Saturday, May 19, 2007

a heart of turmoil

The joylessness of life concaves in,
What has meaning anymore?
This nagging burden inside of me,
it chews at me mercilessly all in one snap of its jaws.
How temporal the state of human emotions.
Shld i then place my hope in Joy if
all it takes is one split second to dent it?
My heart is zombified, exhausted, wasted,
Yet guilty tt i shld think my issues much worse than others.
The vow i made to you, oh God
is coming to an end as i soon turn 21.
You have taught me much bout love
and now as i prepare my heart to give it,
i still want to submit it to You though!
Shld i only accept the good You have prepared for me?
Am i not able to accept the bad too?
like i said, all it took was one split second
to crush my joy and dampen my soul.
throw in the lack of social contact this week
and pure cognitive exhaustion, Lord how much more can i take?
Everything feels low, shallow
and a thousand needles pierce thru my heart.
But i still want to remain joyful in the midst of my distress
i want to continue to praise You in my sorrow
Set my heart right b4 you, Oh Lord
and leave this thorn in me so i can realise that
Your Grace Is Sufficient For Me.
amen...

burning and fading out...
Cal le buckaroo...sigh

Wednesday, May 16, 2007

Natalia Barbu - Eurovision 07 contestant

yea yea, i happened to be watching the Eurovision singing contest. doesnt sound very cool. but hey, whenever there's damn good singing with damn good dancing, i'm a sucker for it.

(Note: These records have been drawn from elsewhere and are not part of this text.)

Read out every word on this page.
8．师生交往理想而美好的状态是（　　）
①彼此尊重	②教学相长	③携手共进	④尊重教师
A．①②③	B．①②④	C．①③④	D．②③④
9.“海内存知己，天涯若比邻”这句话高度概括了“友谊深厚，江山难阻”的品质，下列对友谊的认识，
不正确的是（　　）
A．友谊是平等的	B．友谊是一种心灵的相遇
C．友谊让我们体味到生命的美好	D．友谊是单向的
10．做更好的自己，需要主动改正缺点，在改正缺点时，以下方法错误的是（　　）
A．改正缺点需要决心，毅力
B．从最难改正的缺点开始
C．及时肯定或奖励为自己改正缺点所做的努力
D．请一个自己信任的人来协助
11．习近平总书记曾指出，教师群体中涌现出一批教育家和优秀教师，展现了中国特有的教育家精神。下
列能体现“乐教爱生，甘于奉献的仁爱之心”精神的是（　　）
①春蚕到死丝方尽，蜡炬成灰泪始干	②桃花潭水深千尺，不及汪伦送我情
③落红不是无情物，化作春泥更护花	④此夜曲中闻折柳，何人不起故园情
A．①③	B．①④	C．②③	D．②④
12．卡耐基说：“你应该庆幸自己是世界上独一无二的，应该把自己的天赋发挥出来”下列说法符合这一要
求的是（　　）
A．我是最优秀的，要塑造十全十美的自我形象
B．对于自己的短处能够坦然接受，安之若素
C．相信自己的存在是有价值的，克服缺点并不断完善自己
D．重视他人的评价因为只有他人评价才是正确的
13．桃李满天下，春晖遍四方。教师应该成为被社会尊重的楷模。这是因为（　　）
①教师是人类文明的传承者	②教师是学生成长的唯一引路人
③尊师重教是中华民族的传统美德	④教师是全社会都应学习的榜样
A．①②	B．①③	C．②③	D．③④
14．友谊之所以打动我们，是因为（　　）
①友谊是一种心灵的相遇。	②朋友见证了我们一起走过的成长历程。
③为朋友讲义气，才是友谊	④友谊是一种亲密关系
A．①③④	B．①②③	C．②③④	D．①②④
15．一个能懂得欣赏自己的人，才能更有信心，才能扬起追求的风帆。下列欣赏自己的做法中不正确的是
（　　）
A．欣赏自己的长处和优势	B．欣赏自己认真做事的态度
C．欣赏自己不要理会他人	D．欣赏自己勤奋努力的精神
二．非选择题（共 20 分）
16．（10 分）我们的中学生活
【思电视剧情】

for a guy who prefers male vocals and hates rock, she must be REALLY DAMN GOOD for me to like her. amazing voice esp when i watched it live. very comparable to evanecense, but i would say evanecense is a litte better. anyway, watch and be amazed

cheers
cal le buckaroo

Tuesday, May 15, 2007

An overdue tribute

So now as we end the first half of a new yr, i look back and see all the good things that have come my way. A different yr from last yr, and the yr b4 AND the yr b4. As some may come to know, i was merely existing meaninglessly, then came a thunderous breakthrough, followed by a rocky uphill road of recovery. For i had been hurt beyond recognition, cognitively damaged, souless. Angry at the one who created me uniquely, rejecting this relationship that didnt seem to make sense in any way. wat was love? it was impossible to understand it thru suffering. all i understood was suffering, pain, self-reliance and anger. yet, as i look back at 3 gruelling yrs, all i can and shall proclaim is, 'Glory!' For you have said, "Shhh, hush my child, My grace is sufficient for you."

looking back, everything now starts to make sense. for without suffering, compassion would be meaningless. for without pain, empathy would hold no substance. for without egoism, humility cant be appreciated. for without the bitterness of anger, love would NEVER taste as sweet.

'fallacy' would be to denounce all this yr's blessing as coincidence. For it's paradoxical that coincidence shld happen so often. From a spiritual rejuvenation from OCF orientation, to providence of shelter while homeless for 1 month, to being provided with a fantastic permanent place 1 month later, to being blessed with Vinh as a hsemate(truly!), to being challenged to love others, to have LEARNT ways to express love, to be given solid opportunities in dance, acting, singing and keyboards as acts of service (all of which my passion lies), and most impt, to have rediscovered the yearning for solid bible teaching.

my spirit lies at ease, with joy that overfloweth. and a heart the dances ever so freely with each pirouette or jetes. the memories of the past 3 yrs would remain in me forever, not as hurt that taints ones' spiritual window, but as a testimony that would make the weak say their strong, and the poor say their rich. as a reminder of His goodness to me, for His strength can only be PERFECT in my weakness. And for the first time in my life, the hymn 'AMAZING GRACE' truly made sense to me.

psalm 29--- For God, your voice had twisted me and striped me bare! And in reverence and humility, i cry 'GLORY'!